Even at the tender age of nine or ten (or however old I was), I thought they had taken a perfectly good game—Battleship was one of the first free games I got from them—and added a bunch of worthless, stupid, cheesy bells and whistles. So of course it just figures that was the one that made it to market. Just goes to show you what Mojo knows. In fact, I would guess that, if Mojo ever expresses her opinion about ANYTHING, if you bet on the opposite occurring it's a fairly safe bet. But I digress.

This is NOT Electronic Battleship. Whatever gave you that idea, anyway? Oh. I guess I did. Well, it's not. It's a musical mat that makes noises as it is stepped on or hit, hopefully by an infant and not by some easily amused drunk person. (Although who am I to judge the person who plays with this? Well, since it's a free country I may judge them at will. And I'm sorry, if this mat entertains a rational adult longer than, say, three seconds, I will probably judge them, at least in the privacy of my own head. And the results, sadly, will probably not be 100% complimentary toward said adult, in spite of Mojo's kind heart and gentle demeanor. But I digress.) Personally I've always suspected the little rascals have fully figured out cause-and-effect within the first month or two of being in the crib ("If I cry, they will come! Watch!"), but this mat will reinforce that teaching without straining their precious little vocal cords too much. For if you strain their precious little vocal chords, how on earth will they be able to argue with you when they get to be teenagers? Wait, that didn't come out right. I mean, studies done by the Mojo Institute for Brilliance indicates that toddlers who play with this musical mat are 87.578 % more likely to not annoy Mojo when they reach adulthood. I am not making this up. Except that last part. I mean, it's a totally bogus statistic in case you're wondering. And the Institute? Doesn't exist. But I sure made it sound impressive, huh? Once again, ladies and gentlemen, the power of professional copywriting.
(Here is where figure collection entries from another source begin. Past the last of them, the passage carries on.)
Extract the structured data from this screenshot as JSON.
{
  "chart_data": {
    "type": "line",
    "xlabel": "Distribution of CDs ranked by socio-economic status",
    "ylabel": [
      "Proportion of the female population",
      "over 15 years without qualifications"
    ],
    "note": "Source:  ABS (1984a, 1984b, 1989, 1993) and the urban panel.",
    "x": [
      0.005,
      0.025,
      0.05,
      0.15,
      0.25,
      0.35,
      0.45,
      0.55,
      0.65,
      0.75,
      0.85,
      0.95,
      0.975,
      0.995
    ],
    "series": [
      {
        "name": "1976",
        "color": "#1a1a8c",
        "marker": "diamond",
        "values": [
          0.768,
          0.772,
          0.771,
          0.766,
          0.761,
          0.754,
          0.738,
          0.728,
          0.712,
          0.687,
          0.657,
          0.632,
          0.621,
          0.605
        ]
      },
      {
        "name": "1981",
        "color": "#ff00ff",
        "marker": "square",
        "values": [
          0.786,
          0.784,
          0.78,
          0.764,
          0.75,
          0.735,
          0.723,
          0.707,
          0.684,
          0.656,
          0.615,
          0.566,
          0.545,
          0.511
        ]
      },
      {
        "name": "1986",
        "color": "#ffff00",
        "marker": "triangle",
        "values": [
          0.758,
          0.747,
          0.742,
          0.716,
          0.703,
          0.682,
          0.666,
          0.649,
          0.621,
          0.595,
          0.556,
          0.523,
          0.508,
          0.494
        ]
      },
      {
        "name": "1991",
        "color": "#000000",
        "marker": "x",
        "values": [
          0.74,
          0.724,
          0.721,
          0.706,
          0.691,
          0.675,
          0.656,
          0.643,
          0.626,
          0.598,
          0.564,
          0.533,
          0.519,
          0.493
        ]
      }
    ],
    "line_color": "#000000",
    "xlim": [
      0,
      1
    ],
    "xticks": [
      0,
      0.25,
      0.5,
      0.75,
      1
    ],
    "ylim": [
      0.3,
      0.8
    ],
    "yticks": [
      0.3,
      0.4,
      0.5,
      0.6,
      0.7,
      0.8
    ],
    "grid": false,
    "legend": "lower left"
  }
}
This is an "Electonic Musical Mat", over three feet wide, with six different instrument sounds, nine pre-programmed songs and meant for ages 3 and up. It looks new, but the vinyl carrying bag has seen better days. If it is used, it is lightly used. I haven't taken it out of the bag. All I've done is turn it on and assured myself it makes noise. It does. Granted, your little tyke probably isn't going to start composing symphonies on this thing, but he or she will make a lot of very loud annoying noises which will please them and irritate the stuffing out of you. And you will then think fondly of Mojo's Craptacular and see the Certificate of Craptacularity hanging proudly on your wall and envision a Harvard or Yale diploma in its place. Yeah, envision away.